SensorLM: Learning the Language of Wearable Sensors
This work addresses the problem of interpreting pervasive wearable sensor data for applications like human activity analysis and healthcare, representing a novel method for a known bottleneck.
The paper tackles the challenge of aligning and interpreting wearable sensor data with natural language by introducing SensorLM, a family of sensor-language foundation models, which achieved superior performance in zero-shot recognition, few-shot learning, and cross-modal retrieval on real-world tasks.

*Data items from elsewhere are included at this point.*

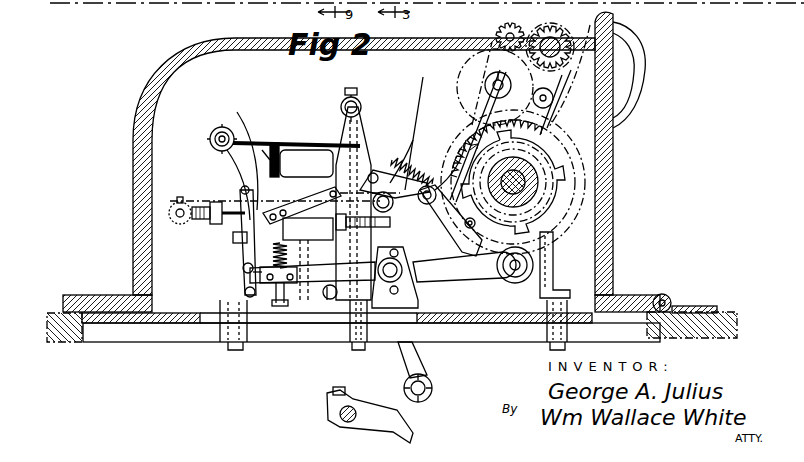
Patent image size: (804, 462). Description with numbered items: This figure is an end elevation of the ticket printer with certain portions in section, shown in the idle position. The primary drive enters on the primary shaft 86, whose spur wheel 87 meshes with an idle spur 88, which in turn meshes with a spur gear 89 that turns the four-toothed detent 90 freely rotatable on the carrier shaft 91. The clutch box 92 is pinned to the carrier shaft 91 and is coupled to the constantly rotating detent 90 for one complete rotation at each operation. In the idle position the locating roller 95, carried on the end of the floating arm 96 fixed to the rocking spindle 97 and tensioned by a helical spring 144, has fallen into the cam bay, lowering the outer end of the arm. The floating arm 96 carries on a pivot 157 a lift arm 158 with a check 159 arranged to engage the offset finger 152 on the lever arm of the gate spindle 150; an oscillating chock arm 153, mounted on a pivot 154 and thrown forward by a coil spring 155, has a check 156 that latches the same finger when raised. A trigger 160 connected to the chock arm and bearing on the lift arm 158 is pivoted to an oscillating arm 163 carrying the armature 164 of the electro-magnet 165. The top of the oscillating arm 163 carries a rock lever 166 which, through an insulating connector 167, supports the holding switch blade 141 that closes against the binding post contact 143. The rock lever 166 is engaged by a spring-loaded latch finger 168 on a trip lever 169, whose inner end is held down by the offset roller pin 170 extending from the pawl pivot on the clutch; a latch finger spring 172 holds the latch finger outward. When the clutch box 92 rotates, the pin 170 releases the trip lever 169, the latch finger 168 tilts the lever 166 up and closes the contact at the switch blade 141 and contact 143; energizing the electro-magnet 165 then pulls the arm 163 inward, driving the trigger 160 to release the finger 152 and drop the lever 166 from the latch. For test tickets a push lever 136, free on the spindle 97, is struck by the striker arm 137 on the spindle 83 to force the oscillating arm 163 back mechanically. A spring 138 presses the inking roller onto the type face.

The spindle 83 is at (353, 395).
The primary shaft 86 is at (560, 48).
The spur wheel 87 is at (565, 65).
The idle spur 88 is at (480, 56).
The spur gear 89 is at (548, 128).
The four-toothed detent 90 is at (560, 172).
The carrier shaft 91 is at (530, 184).
The clutch box 92 is at (477, 128).
The locating roller 95 is at (542, 262).
The floating arm 96 is at (472, 272).
The rocking spindle 97 is at (392, 312).
The push lever 136 is at (432, 363).
The striker arm 137 is at (372, 408).
The spring 138 is at (213, 130).
The holding switch blade 141 is at (337, 147).
The binding post contact 143 is at (342, 114).
The helical spring 144 is at (270, 253).
The spindle 150 is at (168, 210).
The offset finger 152 is at (233, 184).
The oscillating chock arm 153 is at (232, 242).
The pivot 154 is at (300, 302).
The coil spring 155 is at (242, 279).
The check 156 is at (216, 138).
The pivot 157 is at (253, 272).
The lift arm 158 is at (247, 252).
The check 159 is at (230, 188).
The trigger 160 is at (262, 150).
The oscillating arm 163 is at (340, 227).
The armature 164 is at (370, 140).
The electro-magnet 165 is at (302, 213).
The rock lever 166 is at (268, 158).
The insulating connector 167 is at (301, 160).
The latch finger 168 is at (382, 165).
The trip lever 169 is at (473, 265).
The offset roller pin 170 is at (476, 224).
The latch finger spring 172 is at (420, 120).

We present SensorLM, a family of sensor-language foundation models that enable wearable sensor data understanding with natural language. Despite its pervasive nature, aligning and interpreting sensor data with language remains challenging due to the lack of paired, richly annotated sensor-text descriptions in uncurated, real-world wearable data. We introduce a hierarchical caption generation pipeline designed to capture statistical, structural, and semantic information from sensor data. This approach enabled the curation of the largest sensor-language dataset to date, comprising over 59.7 million hours of data from more than 103,000 people. Furthermore, SensorLM extends prominent multimodal pretraining architectures (e.g., CLIP, CoCa) and recovers them as specific variants within a generic architecture. Extensive experiments on real-world tasks in human activity analysis and healthcare verify the superior performance of SensorLM over state-of-the-art in zero-shot recognition, few-shot learning, and cross-modal retrieval. SensorLM also demonstrates intriguing capabilities including scaling behaviors, label efficiency, sensor captioning, and zero-shot generalization to unseen tasks.